What does that mean?

So, that means that there exists a path from a leaf to the root

s1 that requires a full r hops.

And in the second tree by virtue of its rank being less than r most r minus 1.

It says that every single path from a leaf to the root s2 of that

tree uses only r minus 1 hops.

So when you install s2 as a child under s1 the length of every leaf to root

path now the root is S1, it's only gone up by 1.

You just have to get to s2 and then 1 more hop you make it all the way to s1.

So if all those paths took almost r minus 1 before,

all the paths all the way to s minus 1 to s1 now, taken most are hops now.

So the worst case path link has not gone up.
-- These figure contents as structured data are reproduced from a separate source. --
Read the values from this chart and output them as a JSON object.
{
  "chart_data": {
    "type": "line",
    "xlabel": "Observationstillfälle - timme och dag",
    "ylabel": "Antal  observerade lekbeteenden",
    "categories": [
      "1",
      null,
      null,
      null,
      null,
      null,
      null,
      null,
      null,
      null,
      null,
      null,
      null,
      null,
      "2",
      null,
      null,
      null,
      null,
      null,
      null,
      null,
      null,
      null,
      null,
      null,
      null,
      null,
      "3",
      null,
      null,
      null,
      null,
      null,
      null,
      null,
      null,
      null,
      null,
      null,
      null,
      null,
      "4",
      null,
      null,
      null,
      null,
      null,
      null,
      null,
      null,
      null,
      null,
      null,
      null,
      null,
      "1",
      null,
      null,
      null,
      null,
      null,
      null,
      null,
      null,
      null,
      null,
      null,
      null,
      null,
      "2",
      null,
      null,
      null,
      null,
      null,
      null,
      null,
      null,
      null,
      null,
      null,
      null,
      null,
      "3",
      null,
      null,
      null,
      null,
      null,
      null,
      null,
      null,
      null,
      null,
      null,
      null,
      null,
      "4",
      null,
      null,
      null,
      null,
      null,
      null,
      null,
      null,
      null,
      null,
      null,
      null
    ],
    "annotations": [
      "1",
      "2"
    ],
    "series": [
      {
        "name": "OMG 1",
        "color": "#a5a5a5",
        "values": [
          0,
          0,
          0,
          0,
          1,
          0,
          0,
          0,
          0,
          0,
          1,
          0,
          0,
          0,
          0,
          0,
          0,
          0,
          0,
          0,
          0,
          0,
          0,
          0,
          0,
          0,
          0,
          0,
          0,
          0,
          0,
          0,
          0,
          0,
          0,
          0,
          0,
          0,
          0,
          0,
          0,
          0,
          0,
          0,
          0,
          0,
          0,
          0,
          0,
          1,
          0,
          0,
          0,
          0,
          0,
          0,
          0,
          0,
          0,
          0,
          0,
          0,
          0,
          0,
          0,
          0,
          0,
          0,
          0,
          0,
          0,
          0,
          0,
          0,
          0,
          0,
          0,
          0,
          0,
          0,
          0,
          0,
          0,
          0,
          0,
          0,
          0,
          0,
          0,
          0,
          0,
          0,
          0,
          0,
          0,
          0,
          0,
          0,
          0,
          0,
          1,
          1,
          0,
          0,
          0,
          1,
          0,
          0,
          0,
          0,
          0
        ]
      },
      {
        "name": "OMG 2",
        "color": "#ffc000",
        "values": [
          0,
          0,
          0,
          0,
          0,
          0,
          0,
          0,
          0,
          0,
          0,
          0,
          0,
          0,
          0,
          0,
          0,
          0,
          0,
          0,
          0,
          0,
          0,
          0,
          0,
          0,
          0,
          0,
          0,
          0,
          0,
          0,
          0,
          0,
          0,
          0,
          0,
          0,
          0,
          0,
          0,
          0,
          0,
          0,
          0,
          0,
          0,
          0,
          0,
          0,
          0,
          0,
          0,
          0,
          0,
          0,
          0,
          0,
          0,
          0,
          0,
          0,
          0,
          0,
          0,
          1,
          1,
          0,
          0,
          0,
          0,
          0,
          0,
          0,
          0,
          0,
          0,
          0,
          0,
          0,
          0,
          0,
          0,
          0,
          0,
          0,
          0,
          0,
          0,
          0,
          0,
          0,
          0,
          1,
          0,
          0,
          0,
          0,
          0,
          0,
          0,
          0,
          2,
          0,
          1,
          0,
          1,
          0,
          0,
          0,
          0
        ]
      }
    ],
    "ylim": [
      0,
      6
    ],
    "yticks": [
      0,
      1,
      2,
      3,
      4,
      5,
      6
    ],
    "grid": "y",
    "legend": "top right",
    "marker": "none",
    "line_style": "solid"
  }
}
That's exactly what happens in this example so it's true that when we install

s2 under s1 we have yet another path that requires two hops that goes through s2.

But we had one previously so the rank doesn't go up.

The worst case path length is exactly the same as before.

And this same kind of reasoning explains why the rank has to get bumped up by one

when you fuse together two trees that had the same rank.

So suppose S1 and S2 both have rank R,

well then both of them have a leaf to root path that requires a full R hops.

And now when you install S1 as a child under S2 that path where you needed R hops

to get from the leaf to S1, now to get all the way up to S2 you need one more hop.

So now suddenly there exists a path from a leaf to the new root S2 that

requires a full R plus 1 hops that's why the ranks gotta go up.